American hospital fiction can be a good teaching for physicians. Juergen Schaefer, doctor at the University Clinic in Marburg, Germany, has just experienced this. An episode of the famous Dr. House series, a doctor with unorthodox methods, was of great help to him as he dried up on a patient’s case.
It all starts when a 55-year-old man presents for consultations for symptoms without a noticeable cause. This German suffered from severe heart failure, fever, visual and hearing impairment, and inflammation of the esophagus. These pains appeared all the more mysterious as the patient had no medical history.
Cobalt poisoning
By dint of racking his brains, the doctor recalled an episode of the Dr. House series in which a patient had similar symptoms due to cobalt poisoning. “Looking for a cause combining all these symptoms and remembering an episode of the Dr House TV series that we had used as educational material for medical students, we suspected cobalt poisoning”, explains the professor. in the medical journal The Lancet.

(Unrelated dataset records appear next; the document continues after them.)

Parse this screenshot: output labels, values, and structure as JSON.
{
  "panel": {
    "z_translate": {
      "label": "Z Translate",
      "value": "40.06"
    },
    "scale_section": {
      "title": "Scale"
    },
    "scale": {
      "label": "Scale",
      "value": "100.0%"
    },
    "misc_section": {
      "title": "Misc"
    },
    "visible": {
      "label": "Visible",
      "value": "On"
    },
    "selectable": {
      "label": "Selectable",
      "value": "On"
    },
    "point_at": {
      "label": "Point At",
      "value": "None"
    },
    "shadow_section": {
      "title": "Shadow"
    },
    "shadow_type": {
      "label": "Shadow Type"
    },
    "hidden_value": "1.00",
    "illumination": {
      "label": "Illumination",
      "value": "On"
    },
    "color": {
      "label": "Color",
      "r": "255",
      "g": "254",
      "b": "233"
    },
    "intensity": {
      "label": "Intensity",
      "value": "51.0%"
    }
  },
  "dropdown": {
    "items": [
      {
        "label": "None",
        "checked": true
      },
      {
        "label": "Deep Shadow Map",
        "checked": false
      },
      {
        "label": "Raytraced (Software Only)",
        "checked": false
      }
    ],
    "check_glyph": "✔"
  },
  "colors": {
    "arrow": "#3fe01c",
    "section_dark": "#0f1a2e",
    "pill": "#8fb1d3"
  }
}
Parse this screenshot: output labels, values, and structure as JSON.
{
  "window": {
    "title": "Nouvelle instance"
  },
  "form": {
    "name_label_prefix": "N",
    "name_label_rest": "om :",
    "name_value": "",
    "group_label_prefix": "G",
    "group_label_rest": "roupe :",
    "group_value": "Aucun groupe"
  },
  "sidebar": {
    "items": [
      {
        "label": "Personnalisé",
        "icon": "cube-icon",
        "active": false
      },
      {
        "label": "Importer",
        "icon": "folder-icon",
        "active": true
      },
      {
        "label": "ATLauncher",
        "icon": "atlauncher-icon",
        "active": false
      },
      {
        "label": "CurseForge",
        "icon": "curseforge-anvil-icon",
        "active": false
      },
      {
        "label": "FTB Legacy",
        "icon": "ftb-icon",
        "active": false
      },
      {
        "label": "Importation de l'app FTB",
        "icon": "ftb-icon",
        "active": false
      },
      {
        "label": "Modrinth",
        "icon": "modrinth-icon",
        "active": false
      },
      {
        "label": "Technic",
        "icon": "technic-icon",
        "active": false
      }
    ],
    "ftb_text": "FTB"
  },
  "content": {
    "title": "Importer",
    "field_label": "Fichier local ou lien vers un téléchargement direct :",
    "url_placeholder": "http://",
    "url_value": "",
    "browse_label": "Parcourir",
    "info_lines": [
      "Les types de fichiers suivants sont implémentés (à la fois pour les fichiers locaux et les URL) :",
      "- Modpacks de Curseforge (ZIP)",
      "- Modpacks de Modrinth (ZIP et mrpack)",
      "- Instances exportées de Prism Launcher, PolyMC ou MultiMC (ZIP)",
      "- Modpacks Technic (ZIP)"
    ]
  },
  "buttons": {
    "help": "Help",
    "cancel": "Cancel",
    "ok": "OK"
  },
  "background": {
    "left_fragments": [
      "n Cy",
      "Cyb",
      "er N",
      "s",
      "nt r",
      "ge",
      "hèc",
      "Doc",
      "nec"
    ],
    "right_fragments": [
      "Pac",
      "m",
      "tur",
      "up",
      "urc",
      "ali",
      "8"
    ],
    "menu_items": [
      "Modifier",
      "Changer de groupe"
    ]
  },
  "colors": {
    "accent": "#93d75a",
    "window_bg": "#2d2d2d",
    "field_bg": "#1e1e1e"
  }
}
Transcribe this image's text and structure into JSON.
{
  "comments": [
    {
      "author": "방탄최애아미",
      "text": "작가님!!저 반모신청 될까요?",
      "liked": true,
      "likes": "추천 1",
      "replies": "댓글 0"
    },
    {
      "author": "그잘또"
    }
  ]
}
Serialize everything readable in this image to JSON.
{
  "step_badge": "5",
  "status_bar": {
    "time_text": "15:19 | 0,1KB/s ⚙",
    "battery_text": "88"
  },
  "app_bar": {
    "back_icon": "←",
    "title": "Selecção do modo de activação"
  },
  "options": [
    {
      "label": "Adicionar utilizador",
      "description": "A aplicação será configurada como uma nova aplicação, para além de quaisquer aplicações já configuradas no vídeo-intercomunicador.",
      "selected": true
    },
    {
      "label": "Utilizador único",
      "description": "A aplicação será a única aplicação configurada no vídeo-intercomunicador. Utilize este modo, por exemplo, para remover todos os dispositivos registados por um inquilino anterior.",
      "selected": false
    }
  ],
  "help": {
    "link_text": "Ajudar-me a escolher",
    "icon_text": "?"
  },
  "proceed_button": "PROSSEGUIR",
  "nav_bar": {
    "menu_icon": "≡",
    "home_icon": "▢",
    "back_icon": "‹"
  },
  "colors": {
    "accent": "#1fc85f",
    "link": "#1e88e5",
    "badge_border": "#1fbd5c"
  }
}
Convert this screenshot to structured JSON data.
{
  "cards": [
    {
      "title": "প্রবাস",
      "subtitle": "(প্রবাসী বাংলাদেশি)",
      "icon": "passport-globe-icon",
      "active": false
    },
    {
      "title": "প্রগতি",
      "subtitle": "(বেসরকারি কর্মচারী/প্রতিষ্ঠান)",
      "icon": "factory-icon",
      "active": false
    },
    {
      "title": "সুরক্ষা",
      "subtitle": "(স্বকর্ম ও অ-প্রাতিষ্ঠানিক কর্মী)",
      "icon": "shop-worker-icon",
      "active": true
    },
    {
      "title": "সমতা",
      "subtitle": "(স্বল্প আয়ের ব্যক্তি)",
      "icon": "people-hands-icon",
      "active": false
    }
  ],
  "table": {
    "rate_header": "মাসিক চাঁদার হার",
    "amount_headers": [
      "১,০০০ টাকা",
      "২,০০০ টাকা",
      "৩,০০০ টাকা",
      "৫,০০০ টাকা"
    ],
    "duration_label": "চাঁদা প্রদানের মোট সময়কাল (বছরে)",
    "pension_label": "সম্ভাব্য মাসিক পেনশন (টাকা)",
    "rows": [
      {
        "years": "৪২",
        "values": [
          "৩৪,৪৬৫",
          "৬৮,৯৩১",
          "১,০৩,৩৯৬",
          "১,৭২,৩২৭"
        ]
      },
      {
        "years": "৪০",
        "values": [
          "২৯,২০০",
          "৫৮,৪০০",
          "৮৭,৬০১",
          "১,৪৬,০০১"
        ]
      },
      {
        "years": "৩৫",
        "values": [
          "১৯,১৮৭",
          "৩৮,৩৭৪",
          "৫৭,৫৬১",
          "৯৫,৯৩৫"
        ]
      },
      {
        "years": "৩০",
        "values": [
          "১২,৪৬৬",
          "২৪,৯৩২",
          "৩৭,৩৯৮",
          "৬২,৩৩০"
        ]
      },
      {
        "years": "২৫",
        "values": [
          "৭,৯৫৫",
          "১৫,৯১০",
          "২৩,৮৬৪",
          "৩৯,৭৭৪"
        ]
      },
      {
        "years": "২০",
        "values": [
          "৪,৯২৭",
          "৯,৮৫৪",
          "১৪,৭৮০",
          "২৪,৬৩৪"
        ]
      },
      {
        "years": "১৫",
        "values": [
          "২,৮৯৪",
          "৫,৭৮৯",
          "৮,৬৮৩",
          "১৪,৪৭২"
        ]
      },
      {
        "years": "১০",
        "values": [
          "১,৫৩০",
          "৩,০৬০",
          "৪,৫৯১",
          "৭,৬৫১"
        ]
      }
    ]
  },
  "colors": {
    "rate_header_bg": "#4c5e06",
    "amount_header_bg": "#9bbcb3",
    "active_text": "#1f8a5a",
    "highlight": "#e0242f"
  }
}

Looking more closely at the medical records, he discovers that his patient has had two hip prostheses fitted. Over the course of his investigations, he understands that it is the replacement of a broken prosthesis by a metal prosthesis that has caused all these health concerns for the patient.
Guided by Dr House, the doctor got it right: metal debris in the hip was revealed by x-ray and blood and urine tests confirmed poisoning with cobalt and chromium, two metals used in the prosthesis. .
The story ended well as the prosthesis that caused this “poisoning” was changed, and the patient’s heart problems gradually subsided. “Well-executed entertainment is not only capable of entertaining and educating but also of saving lives,” concludes Dr Schaefer, quoted by AFP.